Krafft, standing several feet away, listened to the Reichsminister but appeared to be distracted, looking at the corners where the high walls met the white ceilings. There were dusty webs forming. Finally, he nodded. “I can do that. It comes in pieces, but perhaps I can put together the complete puzzle in a sitting or two.”
He knew, however, how tricky that would be. Everything happening in Europe and the world was historically correct up to this point, as far as he could tell. The Norway/Denmark conquest, accurately predicted for the exact day, was additional proof that events m
ust be flowing according to historical fact. Were anything seriously amiss in this virtual world, significantly different from what was known in the early 21st century, even his lack of newspapers and radio would not keep it from him.
However, this was 1940. This was the year Hitler’s biggest tactical mistakes would, in essence, begin. Hitler would consider an invasion of Britain, Operation Sea Lion, and then postpone it dozens of times. He would finally take it off the table, preferring to position three million troops, the bulk of the Wehrmacht, his regular army, in the East for a June 1941 attack on Russia, creating a second front that would only see disaster, particularly once the US got involved starting in December of that year. He would be surrounded by enemies that in several years would close both fronts and ultimately meet one another in Germany. They would then break the country into four different sectors of control.

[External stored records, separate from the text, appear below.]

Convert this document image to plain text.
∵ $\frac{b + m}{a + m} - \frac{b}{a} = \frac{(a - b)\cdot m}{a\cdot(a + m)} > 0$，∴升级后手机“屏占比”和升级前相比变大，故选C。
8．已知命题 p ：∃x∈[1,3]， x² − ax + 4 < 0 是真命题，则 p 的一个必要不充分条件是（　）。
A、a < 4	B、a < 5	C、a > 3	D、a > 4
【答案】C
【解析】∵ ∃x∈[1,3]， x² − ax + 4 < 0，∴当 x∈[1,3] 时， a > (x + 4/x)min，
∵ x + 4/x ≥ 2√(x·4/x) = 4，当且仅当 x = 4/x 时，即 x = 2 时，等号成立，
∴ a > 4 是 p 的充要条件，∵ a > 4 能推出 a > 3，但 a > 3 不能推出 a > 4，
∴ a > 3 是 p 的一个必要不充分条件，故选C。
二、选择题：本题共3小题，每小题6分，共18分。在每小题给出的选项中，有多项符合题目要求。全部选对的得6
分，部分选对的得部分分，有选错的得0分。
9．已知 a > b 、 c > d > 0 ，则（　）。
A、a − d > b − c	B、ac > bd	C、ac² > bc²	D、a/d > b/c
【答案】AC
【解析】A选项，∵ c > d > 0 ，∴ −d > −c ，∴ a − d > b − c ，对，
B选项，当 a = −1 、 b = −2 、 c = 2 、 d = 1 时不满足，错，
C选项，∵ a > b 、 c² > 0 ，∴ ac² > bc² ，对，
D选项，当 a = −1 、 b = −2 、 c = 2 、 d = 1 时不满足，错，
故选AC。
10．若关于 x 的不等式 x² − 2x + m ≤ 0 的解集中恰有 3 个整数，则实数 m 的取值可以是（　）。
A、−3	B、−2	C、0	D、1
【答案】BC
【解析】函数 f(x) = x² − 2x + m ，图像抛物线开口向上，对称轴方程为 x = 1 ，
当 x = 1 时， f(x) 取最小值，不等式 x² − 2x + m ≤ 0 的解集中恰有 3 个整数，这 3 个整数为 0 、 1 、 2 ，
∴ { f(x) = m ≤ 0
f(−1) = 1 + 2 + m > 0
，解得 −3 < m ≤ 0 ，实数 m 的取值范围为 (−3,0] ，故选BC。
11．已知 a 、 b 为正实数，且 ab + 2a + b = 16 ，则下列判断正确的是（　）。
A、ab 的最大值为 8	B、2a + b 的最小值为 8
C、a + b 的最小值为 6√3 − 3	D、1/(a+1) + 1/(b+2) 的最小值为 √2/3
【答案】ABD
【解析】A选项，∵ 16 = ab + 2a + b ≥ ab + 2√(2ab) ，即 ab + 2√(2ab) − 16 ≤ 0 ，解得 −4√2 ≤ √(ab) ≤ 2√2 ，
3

Up to this point, Hitler’s successes might have rendered anyone invincible in his own thinking. There was the Fuhrer’s taking of the Rhineland, Austria, Czechoslovakia, Poland, Norway and Denmark, all without meeting any serious resistance. Britain and France, regardless of their harsh language and war declarations, showed no real ability to significantly aid any of these countries directly, so far, and could only do so at the expense of weakening their own defenses. Russia showed no interest in attacking Germany and wouldn’t, so long as they weren’t attacked. They had plenty to snack on with Poland, Finland, and a host of other Eastern European delicacies for potential conquest. The United States currently showed no interest in aiding Britain as they themselves had not yet been attacked by Japan and weren’t as yet war-ready, not yet having been dragged into the war and having little confidence in Britain's ability to do its share in a potential joint campaign. No, Hitler was as successful up to this point as he ever could possibly be. Soon, his successes would give him the temerity to back-stab the Russians, despite the Nazi-Soviet non-aggression pact of 1939.